Nonlocal Thermal-Mechanical Vibration of Spinning Functionally Graded Nanotubes Conveying Fluid Based on the Timoshenko Model

Based on the Timoshenko beam theory, this paper proposes a nonlocal bi-gyroscopic model for spinning functionally graded (FG) nanotubes conveying fluid, and the thermal-mechanical vibration and stability of such composite nanostructures under small scale, rotor, and temperature coupling effects are investigated. The nanotube is composed of functionally graded materials (FGMs), and different volume fraction functions are utilized to control the distribution of material properties. Eringen's nonlocal elasticity theory and Hamilton's principle are applied for dynamical modeling, and the forward and backward precession frequencies as well as 3D mode configurations of the nanotube are obtained. By conducting dimensionless analysis, it is found that compared to the Timoshenko nano-beam model, the conventional Euler-Bernoulli (E-B) model holds the same flutter frequency in the supercritical region, while it usually overestimates the higher-order precession frequencies.
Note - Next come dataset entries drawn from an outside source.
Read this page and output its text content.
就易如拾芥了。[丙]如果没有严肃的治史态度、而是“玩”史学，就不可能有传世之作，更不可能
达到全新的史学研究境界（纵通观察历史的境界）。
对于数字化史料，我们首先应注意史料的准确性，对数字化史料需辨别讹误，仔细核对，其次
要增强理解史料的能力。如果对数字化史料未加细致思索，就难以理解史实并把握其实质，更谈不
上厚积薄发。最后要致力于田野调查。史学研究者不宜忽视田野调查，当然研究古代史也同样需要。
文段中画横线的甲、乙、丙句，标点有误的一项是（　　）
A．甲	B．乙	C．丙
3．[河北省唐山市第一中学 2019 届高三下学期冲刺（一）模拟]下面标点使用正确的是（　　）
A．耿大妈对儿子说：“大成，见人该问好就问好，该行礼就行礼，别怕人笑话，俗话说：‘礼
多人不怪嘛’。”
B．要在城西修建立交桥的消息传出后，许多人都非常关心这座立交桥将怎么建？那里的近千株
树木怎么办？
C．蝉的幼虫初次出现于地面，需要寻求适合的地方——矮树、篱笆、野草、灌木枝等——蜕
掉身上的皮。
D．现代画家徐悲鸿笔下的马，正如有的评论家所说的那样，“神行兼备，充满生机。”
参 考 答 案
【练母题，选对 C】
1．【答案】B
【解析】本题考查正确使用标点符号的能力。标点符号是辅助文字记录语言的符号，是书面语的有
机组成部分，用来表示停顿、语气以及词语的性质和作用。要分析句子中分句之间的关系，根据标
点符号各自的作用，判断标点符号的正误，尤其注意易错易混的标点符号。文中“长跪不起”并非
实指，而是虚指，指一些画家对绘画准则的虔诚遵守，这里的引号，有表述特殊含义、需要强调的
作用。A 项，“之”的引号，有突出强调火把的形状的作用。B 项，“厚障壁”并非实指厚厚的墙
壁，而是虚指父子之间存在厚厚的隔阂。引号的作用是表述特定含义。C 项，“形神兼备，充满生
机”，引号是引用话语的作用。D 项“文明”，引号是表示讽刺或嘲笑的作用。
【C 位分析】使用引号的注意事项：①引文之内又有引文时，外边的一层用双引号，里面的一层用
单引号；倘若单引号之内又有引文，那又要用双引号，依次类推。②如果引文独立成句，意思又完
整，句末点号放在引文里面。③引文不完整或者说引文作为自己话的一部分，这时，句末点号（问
The nonlocal, thermal, and flowing effects all can lead to buckling or different kinds of coupled flutter in the system. The material distribution of the P-type FGM nanotube can also induce coupled flutter, while that of the S-type FGM nanotube has no impact on the stability of the system. This paper is expected to provide a theoretical foundation for the design of motional composite nanodevices.